The Japanese is tagged using ChaSen. ChaSen is a famous command line utility, but this is a serious limitation here. To make it work, the sentence to translate must be tagged too (more on this later). I wanted the app to work offline and use frontend code only, but the lack of a JavaScript implementation of a Japanese POS tagger forced me to reject Japanese to English translation. Only English to Japanese is supported.

The first problem arising here is the difference between the POS items in English and Japanese. Chasen is very comprehensive, so I had to simplify and match its POS items to the ones returned by pos-js (see /utils/chasen2jspos-map.json and /utils/jspos2simplified-map.json).

Build a dictionary

At this stage, I have 2 corpus tagged, I can easily align classes of POS in both languages to build a dictionary. Let's say a pair has only one adjective in English and in Japanese, we can conclude that this adjective in English is likely to be translated by this other adjective in Japanese. The first pass consists of extracting terms whose class of POS appear only once in each pair.

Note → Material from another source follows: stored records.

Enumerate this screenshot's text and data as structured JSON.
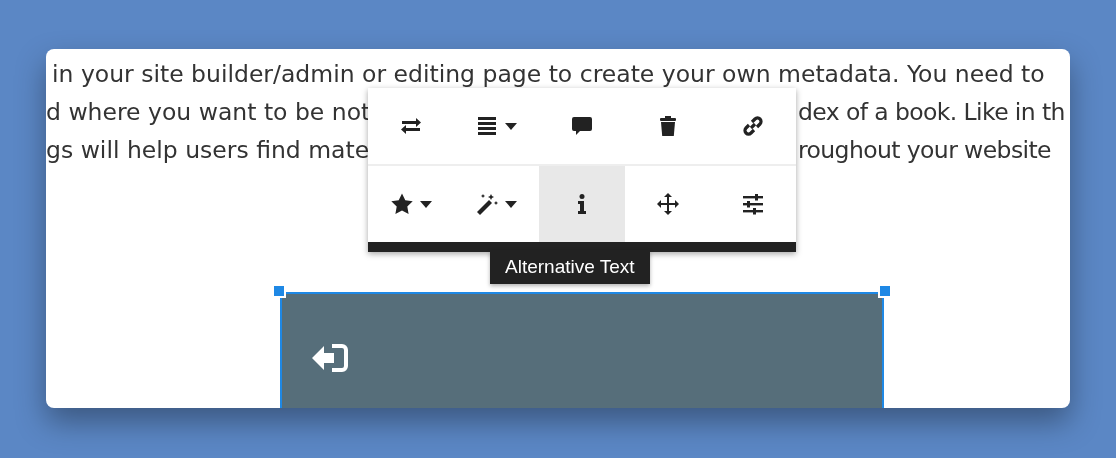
{
  "text_lines": [
    {
      "left": "in your site builder/admin or editing page to create your own metadata. You need to"
    },
    {
      "left": "d where you want to be not",
      "right": "dex of a book. Like in th"
    },
    {
      "left": "gs will help users find mate",
      "right": "roughout your website"
    }
  ],
  "toolbar": {
    "rows": [
      [
        {
          "dropdown": false,
          "selected": false
        },
        {
          "dropdown": true,
          "selected": false
        },
        {
          "dropdown": false,
          "selected": false
        },
        {
          "dropdown": false,
          "selected": false
        },
        {
          "dropdown": false,
          "selected": false
        }
      ],
      [
        {
          "dropdown": true,
          "selected": false
        },
        {
          "dropdown": true,
          "selected": false
        },
        {
          "dropdown": false,
          "selected": true
        },
        {
          "dropdown": false,
          "selected": false
        },
        {
          "dropdown": false,
          "selected": false
        }
      ]
    ]
  },
  "tooltip": "Alternative Text",
  "image_block": {
    "selected": true
  }
}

For more ambiguous pairs containing more than one class of POS in both sentences, alignment is harder. The method I found makes use of the dictionary we are building.

Let's say a phrase has 2 adjectives in both languages. If one of them and its translation are already in the dictionary, we can assume that the remaining adjective matches the other one in the destination sentence. This is the second pass. I repeat this step a couple of times until no new translations are found.

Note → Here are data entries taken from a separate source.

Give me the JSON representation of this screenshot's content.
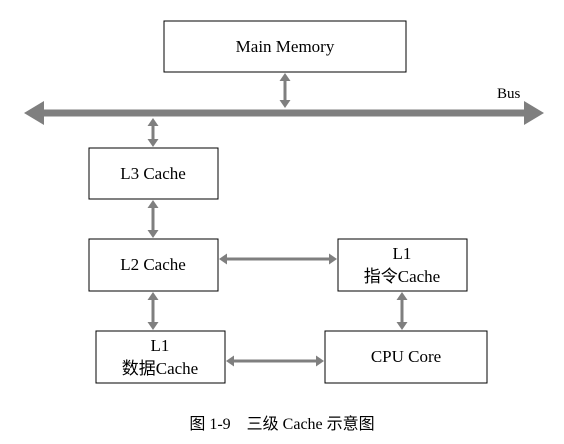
{
  "diagram": {
    "boxes": {
      "main_memory": "Main Memory",
      "l3_cache": "L3 Cache",
      "l2_cache": "L2 Cache",
      "l1_instruction": {
        "line1": "L1",
        "line2": "指令Cache"
      },
      "l1_data": {
        "line1": "L1",
        "line2": "数据Cache"
      },
      "cpu_core": "CPU Core"
    },
    "bus_label": "Bus",
    "caption": "图 1-9　三级 Cache 示意图",
    "colors": {
      "arrow": "#7f7f7f",
      "box_border": "#000000",
      "text": "#000000",
      "background": "#ffffff"
    }
  }
}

This dictionary building method gives incredible results. Of course there is some noise, but for frequent words, the translations are very accurate. Here's an example for the word already and its frequency in Japanese translations:

  "すでに": 23,
  "既に": 17,
  "もう": 8

It indeed contains all the translation for already that I know!

See /build-dico.js for the implementation.

Build a POS converter

Now we're still using the POS tagged corpus to match patterns in both languages.

For each phrase with a certain POS pattern (e.g. Noun Verb Noun), we look for the most common pattern in the translated phrases. The idea is to determine which is the most frequent translated POS pattern of a language given the POS pattern of the source phrase.

At this stage I also generate what I called placeholders. They are generic sentences for this particular POS pattern where I replaced each word by the most common one (I know it's completely unscientific!). These are used as a base for translation. I just need to inject the right words (see below).

See the code at /build-pos-converter.js.

Finally, translate

With all these static assets generated (dictionary, POS pattern matcher, POS pattern placeholders), I can try to translate from one language to another.

The user input in English is first normalised (see above), then POS tagged (Remember? That's why I can't use Japanese input on the browser as ChaSen is a command line tool). I then look for the most frequent POS pattern in Japanese.

Once found, I take the Japanese placeholder sentence for this POS pattern and inject into it the translations from the original English input. For words that don't have translations, the word is just ignored and the one from the placeholder is preserved (thus creating very weird translations at time, but at least giving complete and correct sentences). Of course this could be improved using a more comprehensive dictionary, but I didn't try it.

One of the problem not addressed by this script is the alignment of several identical classes of POS. In this case, I just assign them in order: the first adjective in English is matched to the first in Japanese, then the second... and so on. I know this is quite of an issue, but I just couldn't be bothered trying to fix it.

The script is located in /en2ja.js.

The future

There is a lot of room for improvement in many places:

  • Using an unified POS tagger for English and Japanese, ideally written in JavaScript, for a better quality.
  • Using an external dictionary to enhance translations.
  • Use statistics to reject the less significant pairs in the dictionary and the POS converter.
  • Use a stemmer to group several inflections of the same nouns, verbs or adjectives and get a more complete dictionary.
  • Use a bigger corpus.

But that's it for now, I may work on this later, but in the meantime, feel free to contribute!